SO2 is widely recognized as an air pollutant and is a known cause of acid rain. At a sufficiently high level, it also causes respiratory diseases. There is mounting evidence that SO2 is produced during normal cellular metabolism and may possibly function as a signaling molecule in normal physiology. One difficulty in studying the biological and pharmacological roles of SO2 is the lack of adequate tools for its controllable and precise delivery. Traditional methods of using SO2 gas or mixed sulfite salts do not meet research need for several reasons. Therefore, there has been increasing attention on the need of developing SO2 donors or prodrugs that can be used as tools for the elucidation of SO2’s physiological roles, pharmacological effects, and possiblemechanism(s) of action. In the first chapter, we provided two strategies to deliver SO2 in its molecule form to allow SO2 release with tunable release rate. Such SO2 donors and prodrugs would serve as useful tools for researchers to probe the mystery of SO2 as a gasotransmitter.

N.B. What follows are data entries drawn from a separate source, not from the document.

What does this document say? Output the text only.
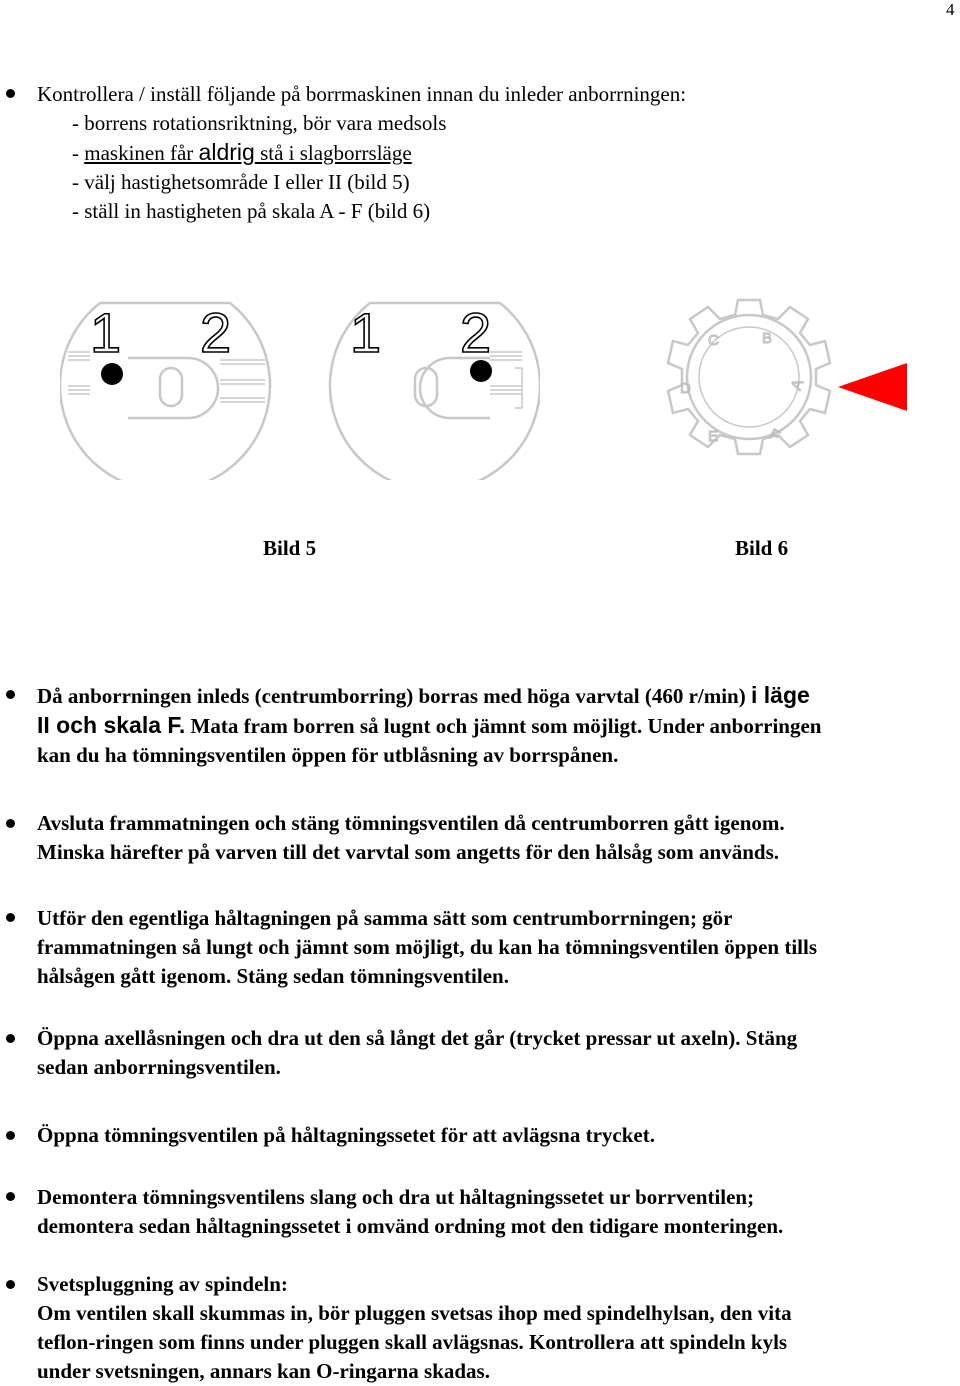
4
Kontrollera / inställ följande på borrmaskinen innan du inleder anborrningen:
- borrens rotationsriktning, bör vara medsols
- maskinen får aldrig stå i slagborrsläge
- välj hastighetsområde I eller II (bild 5)
- ställ in hastigheten på skala A - F (bild 6)
1 2 1 2
A
B
C
D
E	F
Bild 5	Bild 6
Då anborrningen inleds (centrumborring) borras med höga varvtal (460 r/min) i läge
II och skala F. Mata fram borren så lugnt och jämnt som möjligt. Under anborringen
kan du ha tömningsventilen öppen för utblåsning av borrspånen.
Avsluta frammatningen och stäng tömningsventilen då centrumborren gått igenom.
Minska härefter på varven till det varvtal som angetts för den hålsåg som används.
Utför den egentliga håltagningen på samma sätt som centrumborrningen; gör
frammatningen så lungt och jämnt som möjligt, du kan ha tömningsventilen öppen tills
hålsågen gått igenom. Stäng sedan tömningsventilen.
Öppna axellåsningen och dra ut den så långt det går (trycket pressar ut axeln). Stäng
sedan anborrningsventilen.
Öppna tömningsventilen på håltagningssetet för att avlägsna trycket.
Demontera tömningsventilens slang och dra ut håltagningssetet ur borrventilen;
demontera sedan håltagningssetet i omvänd ordning mot den tidigare monteringen.
Svetspluggning av spindeln:
Om ventilen skall skummas in, bör pluggen svetsas ihop med spindelhylsan, den vita
teflon-ringen som finns under pluggen skall avlägsnas. Kontrollera att spindeln kyls
under svetsningen, annars kan O-ringarna skadas.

A decreased level of thiamine-dependent enzyme pyruvate dehydrogenase (PDH) is an important characteristic of cancer cells. Pyruvate dehydrogenase kinase (PDK) inhibits the activity of PDH which helps cancer cells to gain more energy by converting glucose into lactate. Therefore, inhibiting the activity of PDK can be a promising approach for cancer therapy. Thiamine at a high concentration was found to have inhibitory effect on cancer cell proliferation as a PDK inhibitor. From previous studies, a series of thiamine analogues were designed, synthesized, and tested in vitro for anti-proliferative effect. However, all the analogues demonstrate low inhibitory effect on cancer cell proliferation. We hypothesize that the low inhibitory activity may be due to a lack of phosphorylation inside the cell. A phosphate prodrug strategy that can release thiamine monophosphate mimetics inside the cell may overcome this problem. In the second chapter, we describe the design, synthesis, and preliminary biological evaluation of several prodrugs of thiamine monophosphate mimics. Cancer cell proliferation tests suggest significantly increased inhibitory effect of the phosphate prodrugs compared with respective thiamine analogues without the phosphate prodrug moiety.